Just a few more photos of our furkids past and present. Looking back is bittersweet. Many awesome memories with these dogs. Every day and week and year is prescious now since Blaze is about 13 and Silva is about 12. Seems like yesterday they came to us when they were around 3 and 4. Sorry messed up the text and photos in the prior post. Have to see what happens this time.
View attachment 777


View attachment 778


View attachment 779


View attachment 780


View attachment 781


----------



## xxshaelxx (Mar 8, 2010)

Absolutely gorgeous! I LOOOOOVE the last one! haha. Now you're making me want another Sibe!!!


----------



## MollyWoppy (Mar 19, 2010)

They are simply stunning dogs. I know what you mean about bittersweet, it rips your heart out looking at pictures of your old dogs who are no longer here.
My sister in law has a sweet old 13 yo husky, I only get to see her once a year so I really notice her aging. A real sweet old lady that hobbles around but still thinks she can chase skunks/squirrels/cats or anything that moves.
Thanks so much for the pictures.


----------



## stajbs (Jun 5, 2010)

xxshaelxx, they truly are like potato chips, you can't have just one.
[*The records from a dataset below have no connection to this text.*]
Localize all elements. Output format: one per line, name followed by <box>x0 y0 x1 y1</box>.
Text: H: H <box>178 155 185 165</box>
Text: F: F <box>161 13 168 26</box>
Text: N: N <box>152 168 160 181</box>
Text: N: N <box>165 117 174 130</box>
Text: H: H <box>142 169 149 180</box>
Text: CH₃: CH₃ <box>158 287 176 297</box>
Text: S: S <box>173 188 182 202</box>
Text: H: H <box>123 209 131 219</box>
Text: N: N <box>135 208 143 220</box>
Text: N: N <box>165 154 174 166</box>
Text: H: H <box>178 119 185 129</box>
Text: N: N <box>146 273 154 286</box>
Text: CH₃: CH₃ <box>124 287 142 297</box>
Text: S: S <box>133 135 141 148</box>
Plus in most cases they enjoy the company of another sibe or two. Just gotta watch those spayed bitches. The photos in this thread are of Sandi(the sibe/GSD mix who never ran), Blaze and Silva keeping dad warm last winter, Thorn an awesome weight puller and great wheel dog, took him a while to come out of his shell when he came here, but he was a rocket in any harness, then Ice and Jewel who both came from the same local SPCA. Ice was fully obedience trained when he came, loved to run, hated weight pulling(lol) but was so obedient when you stopped the team he sat and acted almost like an extra break. He was a big boy at about 60 pounds. The last one was Jewel, god I miss her zest for life. She was an awesome girl, even as a youngster. Within one year she learned how to lead a team, she was always excited to look ahead and see what was around the bend. Lots of folks commented on her color and her look, I haven't seen many like her xxshaelxx but I do love her look.

The best part of all was how well they all got along. They were and are wonderful with people and even as Blaze and Silva have aged they still act like kids. They keep us young and hopping. 

Glad you both liked them.


----------



## DaneMama (Jun 27, 2008)

Gorgeous dogs! Thanks for sharing!


----------



## wags (Jan 31, 2009)

beautiful dogs!!!!!!!!!!!!!!!!!!!!:smile:


----------



## Ania's Mommy (Feb 8, 2009)

I don't know how I missed these. Gorgeous dogs! I absolutely love sibes! 

Thanks for posting these. :tongue:


----------